7.3 Deciding on ICU Limitations
Indications for limitation of life-sustaining treatment (LLST) in oncology ICU:
Terminal malignancy with no disease-modifying options available
Multi-organ failure without trajectory of improvement after 3-5 days of full ICU care
Patient's documented wishes for no escalation
Consensus of oncology and ICU teams that treatment is disproportionate
Goals of care: code status confirmed, family meeting scheduled/completed
Medications: renal/hepatic dose adjustments, drug interactions, QTc risk, de-escalation
After rounds:
Daily goals communicated to nursing staff
Multidisciplinary referrals placed (ID, palliative care, physiotherapy, nutrition)
Family communication completed or planned
Documentation complete
Key References
Spring J, Munshi L. Hematology Emergencies in Adults with Critical Illness: Malignant Hematology. Chest. 2022;161(7):1790-1800. PMID 35167862
Dumas G, Lemiale V, et al. Survival in Immunocompromised Patients Ultimately Requiring Invasive Mechanical Ventilation: A Pooled Individual Patient Data Analysis. Am J Respir Crit Care Med. 2021;204(2):187-196. PMID 33751920
Pichon S, Zebian G, Bureau C, et al. Life-threatening immune-related adverse events in the intensive care unit: a narrative review. Intensive Care Med. 2025. PMID 41123622
Carter S, Wigmore T. Immunotherapy on ICU: a narrative review. Anaesthesia. 2025;80(3):271-282. PMID 39776055
Averbuch D, Vanbiervliet Y, et al. Empirical and targeted antimicrobial therapy in febrile neutropenia: ECIL-10 recommendations. Lancet Infect Dis. 2026. PMID 41314221
Quintana JH, Lopez-Vanegas CD, et al. Mortality-Related Risk Factors in Patients with Hematologic Neoplasm Admitted to the Intensive Care Unit: A Systematic Review. Curr Oncol. 2025. PMID 40136336
Issani A. An updated narrative review on the management of the most common oncological and hematological emergencies. Dis Mon. 2023;69(2):101442. PMID 35379468
Nguyen TAVT, Ng ZQ. Management of Perianal Sepsis in Neutropenic Patients with Haematological Malignancies. ANZ J Surg. 2026. PMID 41159400
Brenner and Rector's The Kidney, 2-Volume Set - Tumor Lysis Syndrome and AKI in Cancer (Cairo-Bishop Criteria, TLS management)

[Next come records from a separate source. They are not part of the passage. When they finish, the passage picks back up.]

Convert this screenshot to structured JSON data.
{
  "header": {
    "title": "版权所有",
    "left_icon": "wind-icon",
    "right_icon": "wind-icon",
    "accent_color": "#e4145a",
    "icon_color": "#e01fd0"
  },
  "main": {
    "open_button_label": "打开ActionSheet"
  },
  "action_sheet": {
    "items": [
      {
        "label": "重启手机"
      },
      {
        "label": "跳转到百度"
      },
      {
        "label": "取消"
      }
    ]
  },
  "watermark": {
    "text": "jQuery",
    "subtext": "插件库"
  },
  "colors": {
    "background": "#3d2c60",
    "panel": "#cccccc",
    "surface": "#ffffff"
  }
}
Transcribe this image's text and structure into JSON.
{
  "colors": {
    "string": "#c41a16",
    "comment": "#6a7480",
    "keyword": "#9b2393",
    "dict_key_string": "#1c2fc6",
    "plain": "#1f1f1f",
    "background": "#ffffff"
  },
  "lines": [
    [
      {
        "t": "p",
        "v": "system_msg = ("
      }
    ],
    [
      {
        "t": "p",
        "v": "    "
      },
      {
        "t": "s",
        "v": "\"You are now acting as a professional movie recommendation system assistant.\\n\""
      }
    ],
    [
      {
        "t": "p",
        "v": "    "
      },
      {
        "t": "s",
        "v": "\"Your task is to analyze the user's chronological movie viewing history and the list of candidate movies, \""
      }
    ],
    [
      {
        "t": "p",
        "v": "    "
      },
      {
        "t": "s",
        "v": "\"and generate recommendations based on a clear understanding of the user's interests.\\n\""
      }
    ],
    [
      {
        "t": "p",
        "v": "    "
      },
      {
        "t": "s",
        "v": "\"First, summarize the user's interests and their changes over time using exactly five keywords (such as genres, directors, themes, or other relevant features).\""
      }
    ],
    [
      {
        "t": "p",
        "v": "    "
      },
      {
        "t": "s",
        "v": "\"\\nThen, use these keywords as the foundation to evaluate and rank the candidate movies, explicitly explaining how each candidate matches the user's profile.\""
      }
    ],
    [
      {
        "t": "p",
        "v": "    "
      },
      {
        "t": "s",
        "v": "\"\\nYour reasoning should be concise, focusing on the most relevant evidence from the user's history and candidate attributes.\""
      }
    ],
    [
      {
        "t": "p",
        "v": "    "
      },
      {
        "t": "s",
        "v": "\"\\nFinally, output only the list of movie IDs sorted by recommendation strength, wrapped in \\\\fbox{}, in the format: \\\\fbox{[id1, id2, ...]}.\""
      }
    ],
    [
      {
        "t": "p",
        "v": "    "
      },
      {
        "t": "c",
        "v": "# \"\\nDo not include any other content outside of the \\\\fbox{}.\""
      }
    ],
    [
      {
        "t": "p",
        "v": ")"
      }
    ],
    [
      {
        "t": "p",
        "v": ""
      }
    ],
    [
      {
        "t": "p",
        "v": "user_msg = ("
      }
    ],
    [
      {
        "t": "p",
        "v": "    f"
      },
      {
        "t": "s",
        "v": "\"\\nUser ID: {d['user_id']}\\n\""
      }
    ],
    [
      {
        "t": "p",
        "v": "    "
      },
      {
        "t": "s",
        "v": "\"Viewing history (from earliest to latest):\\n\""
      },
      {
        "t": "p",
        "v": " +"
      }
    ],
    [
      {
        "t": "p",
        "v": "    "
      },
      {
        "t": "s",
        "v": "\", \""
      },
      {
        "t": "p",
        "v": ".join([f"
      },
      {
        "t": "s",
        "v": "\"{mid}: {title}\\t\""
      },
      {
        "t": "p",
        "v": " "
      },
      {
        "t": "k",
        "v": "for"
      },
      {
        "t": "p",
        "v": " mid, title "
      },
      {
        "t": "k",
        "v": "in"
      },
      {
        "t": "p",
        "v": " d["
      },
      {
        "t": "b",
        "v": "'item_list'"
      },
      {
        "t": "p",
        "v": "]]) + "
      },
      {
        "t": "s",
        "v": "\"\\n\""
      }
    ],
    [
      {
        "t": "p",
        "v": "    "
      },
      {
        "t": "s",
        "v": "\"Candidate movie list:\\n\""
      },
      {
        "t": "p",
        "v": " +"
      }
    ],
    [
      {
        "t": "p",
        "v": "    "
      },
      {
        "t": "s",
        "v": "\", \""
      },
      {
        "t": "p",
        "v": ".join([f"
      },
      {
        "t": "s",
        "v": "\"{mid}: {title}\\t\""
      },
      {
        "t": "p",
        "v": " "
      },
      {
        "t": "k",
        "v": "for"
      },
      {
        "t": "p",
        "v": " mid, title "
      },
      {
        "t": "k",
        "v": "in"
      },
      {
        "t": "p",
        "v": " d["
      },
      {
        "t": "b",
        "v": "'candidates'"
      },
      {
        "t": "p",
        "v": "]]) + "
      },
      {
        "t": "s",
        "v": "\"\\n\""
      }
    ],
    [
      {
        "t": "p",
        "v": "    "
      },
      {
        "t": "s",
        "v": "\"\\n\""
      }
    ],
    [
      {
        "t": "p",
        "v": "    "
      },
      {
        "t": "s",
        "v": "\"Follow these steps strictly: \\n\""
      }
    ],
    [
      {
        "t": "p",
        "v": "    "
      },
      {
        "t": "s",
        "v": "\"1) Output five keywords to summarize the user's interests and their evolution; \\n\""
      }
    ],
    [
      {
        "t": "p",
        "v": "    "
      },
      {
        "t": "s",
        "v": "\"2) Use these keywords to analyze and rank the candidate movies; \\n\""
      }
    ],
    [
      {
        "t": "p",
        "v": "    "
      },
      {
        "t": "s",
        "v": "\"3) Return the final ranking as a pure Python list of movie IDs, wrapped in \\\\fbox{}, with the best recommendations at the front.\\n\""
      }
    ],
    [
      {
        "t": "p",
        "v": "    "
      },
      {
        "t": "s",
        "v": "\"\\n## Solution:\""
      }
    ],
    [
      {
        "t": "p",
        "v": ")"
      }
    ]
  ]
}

Gutierrez C, Rajendram P, Idowu O. Novel Cancer Therapeutics: Perioperative Implications and Challenges. Anesth Analg. 2025;140(4):766-779. PMID 39453847
This guide covers the full scope of oncology ICU rounds from a consultant's perspective - pre-round preparation through systems-based assessment, oncological emergencies, surgical-specific concerns, immunotherapy toxicities, and goals-of-care integration. The framework is designed to be used sequentially on morning rounds while maintaining the flexibility to prioritise acute deteriorations.